O’CONNELL, Circuit Judge.

This matter comes before the Court on motion of defendant for summary judgment.

On June 20, 1946, plaintiff filed the instant complaint alleging infringement by defendant of two patents held by plaintiff, numbers 1,744,016, and 1,779,195. On January 3, 1949, plaintiff moved to dismiss its own complaint. Two days thereafter, defendant filed the motion for summary judgment here under consideration.

Defendant asserts in its motion for summary judgment that both patents are invalid under the doctrine enunciated in Muncie Gear Works v. Outboard Marine & Mfg. Co. 1942, 315 U.S. 759, 62 S.Ct. and that patent 1,779,195 is further invalid because of the illegal nature of the disclaimer filed in connection with it. In reply, plaintiff does not challenge the principle of the Muncie Gear decision, but alleges that the decision is here inapplicable, in that many of the averments of the motion for summary judgment essential to the invoking of the Muncie Gear rule are without support in the record before this Court and are contrary to fact. Plaintiff also avers that the motion is not timely, and that the additional contentions which defendant here presses concerning patent 1,-779,195 have been rejected in three court decisions.1

As was set forth in Sarnoff v. Ciaglia, 3 Cir., 1947, 165 F.2d 167, summary judgment pursuant to Federal Rules of Civil Procedure, rule 56, 28 U.S.C.A. may *124be granted only when there exists no genuine issue of material fact.2 It would be bootless to review in detail the allegations of defendant and the position of plaintiff thereto. Suffice it to say that, besides being the type of dispute which hardly lends itself to disposition by summary judgment, see Reiser v. McKee Glass Co., D.C.W.D.Pa.1940, 1 F.R.D. 170, particularly since the patents have now expired and public interest in determination of the validity of the patents is consequently a minor factor, the case at bar is one which presents numerous material factual differences between the parties which can be resolved only after extensive hearing.
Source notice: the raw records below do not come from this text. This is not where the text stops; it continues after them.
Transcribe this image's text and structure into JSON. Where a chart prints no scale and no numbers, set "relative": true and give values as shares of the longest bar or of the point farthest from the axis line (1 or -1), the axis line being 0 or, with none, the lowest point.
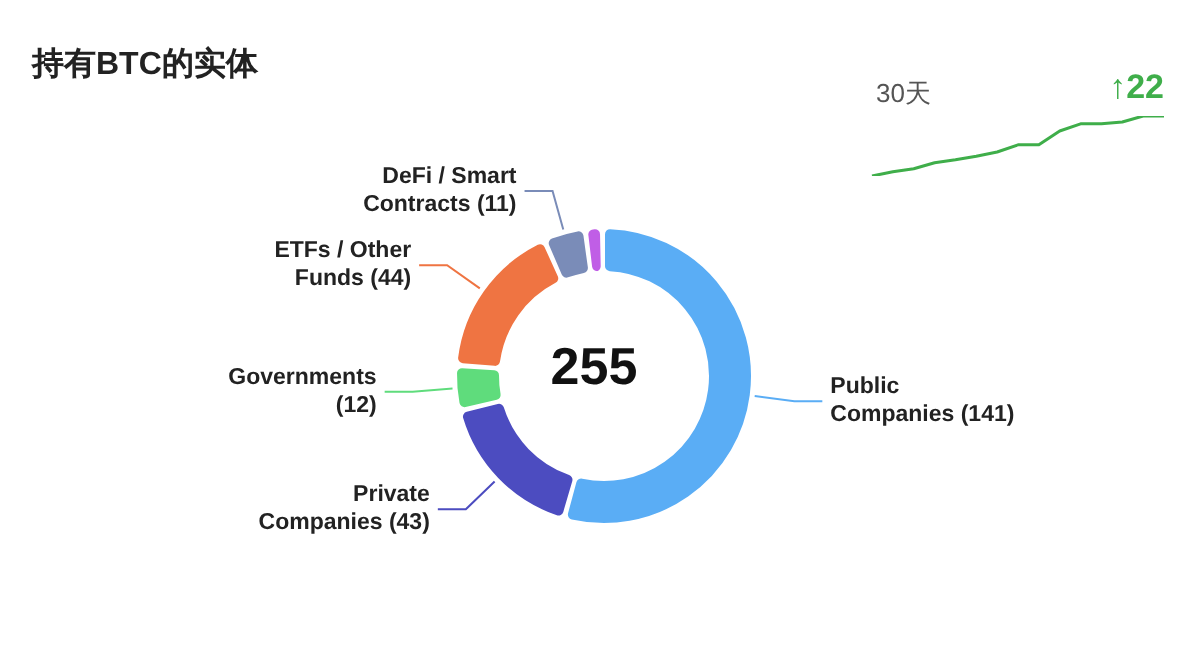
{
  "chart_data": [
    {
      "type": "donut",
      "title": "持有BTC的实体",
      "categories": [
        "Public Companies",
        "Private Companies",
        "Governments",
        "ETFs / Other Funds",
        "DeFi / Smart Contracts",
        null
      ],
      "values": [
        141,
        43,
        12,
        44,
        11,
        4
      ],
      "colors": [
        "#5aadf5",
        "#4c4cc0",
        "#5fdc7c",
        "#ef7442",
        "#7a8cb8",
        "#c05ee6"
      ],
      "value_labels": [
        "(141)",
        "(43)",
        "(12)",
        "(44)",
        "(11)",
        null
      ],
      "annotations": [
        "255"
      ]
    },
    {
      "type": "line",
      "title": "30天",
      "relative": true,
      "categories": [
        null,
        null,
        null,
        null,
        null,
        null,
        null,
        null,
        null,
        null,
        null,
        null,
        null,
        null,
        null
      ],
      "series": [
        {
          "color": "#3fae4a",
          "values": [
            0,
            0.07,
            0.12,
            0.22,
            0.27,
            0.33,
            0.4,
            0.52,
            0.52,
            0.75,
            0.87,
            0.87,
            0.9,
            1,
            1
          ]
        }
      ],
      "annotations": [
        "↑22"
      ]
    }
  ]
}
Moreover, the motion of defendant is well-nigh untenable in view of the facts that the Court of Appeals for this circuit did find both patents here in/olved to be valid, the Supreme Court of the United States twice denying certiorari of that decision,3 that this Court rejected a similar contention in finding patent 1,779,-195 to be valid,4 and that another district court overruled a motion for summary judgment very like that at bar and concerning patent 1,779,195.5 I am satisfied that the motion for summary judgment must be denied.

Plaintiff cites Cold Metal Process Co. v. United Engineering & Foundry Co., D.C.W.D.Pa.1933, 3 F.Supp. 120, appeal dismissed, 3 Cir., 1934, 68 F.2d 564, certiorari denied 1934, 291 U.S. 675, 54 S.Ct. 530, 78 L.Ed. 1064; Cold Metal Process Co. v. Carnegie-Illinois Steel Corp., 3 Cir., 1939, 108 F.2d 322, certiorari denied 1940, 309 U.S. 665, 60 S.Ct. 590, 84 L.Ed. 1012, rehearing denied 1940, 309 U.S. 697, 60 S.Ct. 709, 84 L.Ed. 1037; and E. W. Bliss Co. v. Cold Metal Process Co., D.C.N.D.Ohio.1942, 47 F.Supp. 897.
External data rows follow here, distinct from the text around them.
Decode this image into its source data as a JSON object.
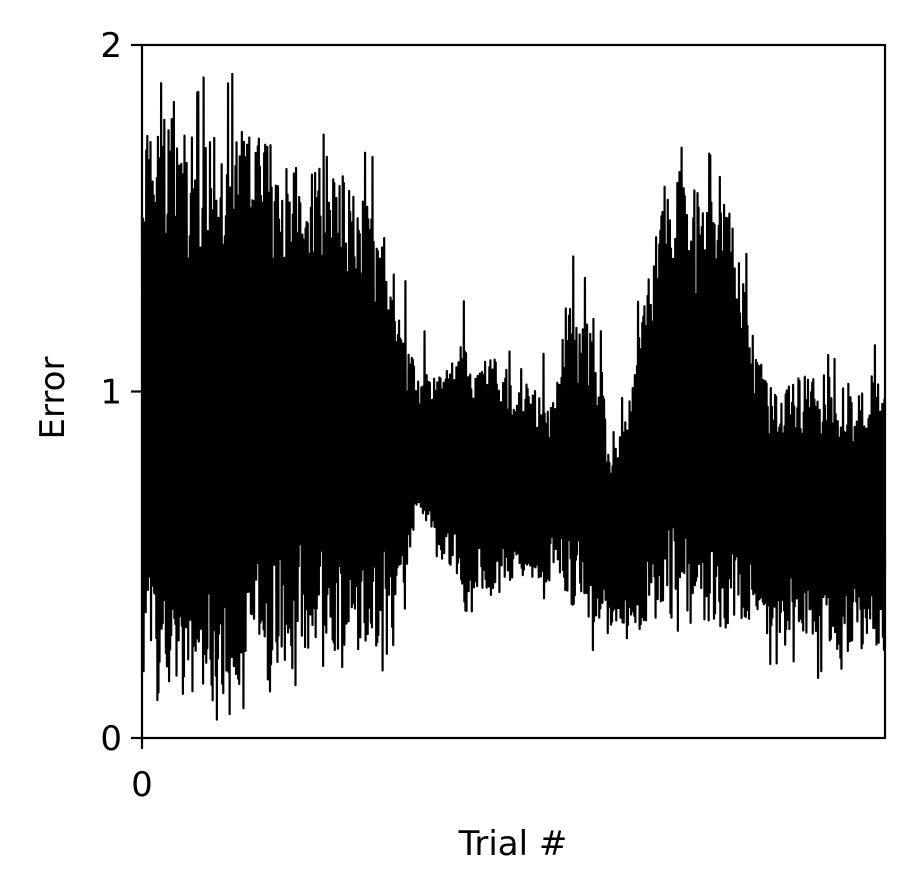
{
  "chart_data": {
    "type": "line",
    "title": "",
    "xlabel": "Trial #",
    "ylabel": "Error",
    "xlim": [
      0,
      100
    ],
    "ylim": [
      0,
      2
    ],
    "x_ticks": [
      {
        "value": 0,
        "label": "0"
      }
    ],
    "y_ticks": [
      {
        "value": 0,
        "label": "0"
      },
      {
        "value": 1,
        "label": "1"
      },
      {
        "value": 2,
        "label": "2"
      }
    ],
    "grid": false,
    "legend": "none",
    "series": [
      {
        "color": "#000000",
        "description_values": "per-trial error oscillating between a lower and upper envelope",
        "envelope": {
          "x": [
            0,
            2,
            8,
            13,
            17,
            22,
            26,
            30,
            33,
            35,
            37,
            39,
            40,
            43,
            47,
            50,
            53,
            55,
            56,
            57,
            60,
            62,
            63,
            65,
            66,
            68,
            70,
            72,
            74,
            75,
            77,
            79,
            81,
            83,
            85,
            87,
            89,
            91,
            93,
            95,
            97,
            99,
            100
          ],
          "upper": [
            1.78,
            1.79,
            1.79,
            1.76,
            1.72,
            1.68,
            1.62,
            1.55,
            1.45,
            1.2,
            1.05,
            1.08,
            1.05,
            1.12,
            1.1,
            1.05,
            1.0,
            0.95,
            1.05,
            1.25,
            1.2,
            1.05,
            0.85,
            0.9,
            1.05,
            1.3,
            1.55,
            1.63,
            1.6,
            1.55,
            1.55,
            1.55,
            1.3,
            1.1,
            1.05,
            1.05,
            1.05,
            1.05,
            1.05,
            1.0,
            1.02,
            1.03,
            1.05
          ],
          "lower": [
            0.12,
            0.13,
            0.12,
            0.15,
            0.2,
            0.24,
            0.25,
            0.24,
            0.26,
            0.4,
            0.65,
            0.6,
            0.55,
            0.45,
            0.4,
            0.45,
            0.45,
            0.45,
            0.5,
            0.4,
            0.35,
            0.3,
            0.3,
            0.28,
            0.3,
            0.3,
            0.32,
            0.35,
            0.35,
            0.33,
            0.3,
            0.32,
            0.32,
            0.3,
            0.28,
            0.3,
            0.26,
            0.25,
            0.25,
            0.25,
            0.25,
            0.27,
            0.3
          ]
        }
      }
    ]
  }
}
Westinghouse Traction Brake Co. v. Christensen, 3 Cir., 1917, 243 F. 901, which defendant has here urged strongly, is in full accord with this precept.
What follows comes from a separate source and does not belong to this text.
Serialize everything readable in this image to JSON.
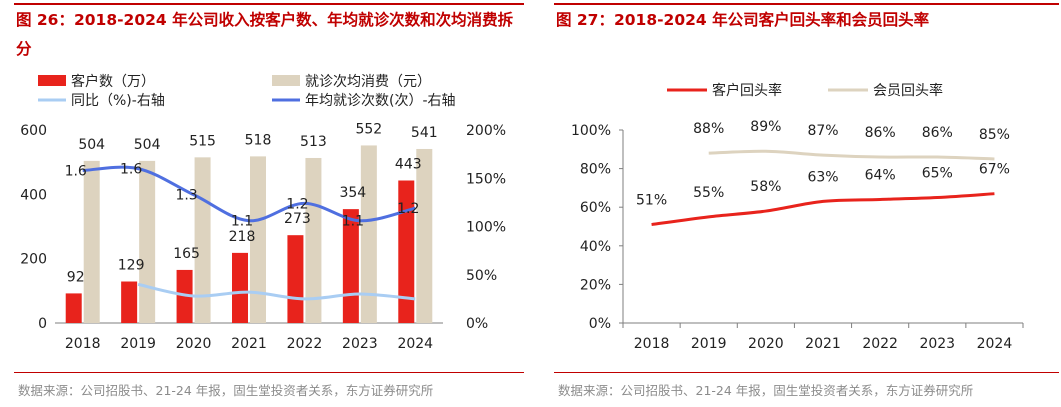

Cold Metal Process Co. v. Carnegie Illinois Steel Corp., cited f. n. 1, supra. The opinion of the Court of Appeals was later withdrawn and the bills of complaint dismissed as moot. 3 Cir., 1940, 115 F.2d 33.

Cold Metal Process Co. v. United Engineering & Foundry Co., cited f. n. 1, supra.

E. W. Bliss Co. v. Cold Metal Process Co., cited f. n. 1, supra. The learned district judge thought it would be “al*125most presumptuous” for him to attempt to declare the patent invalid at that stage of the proceedings.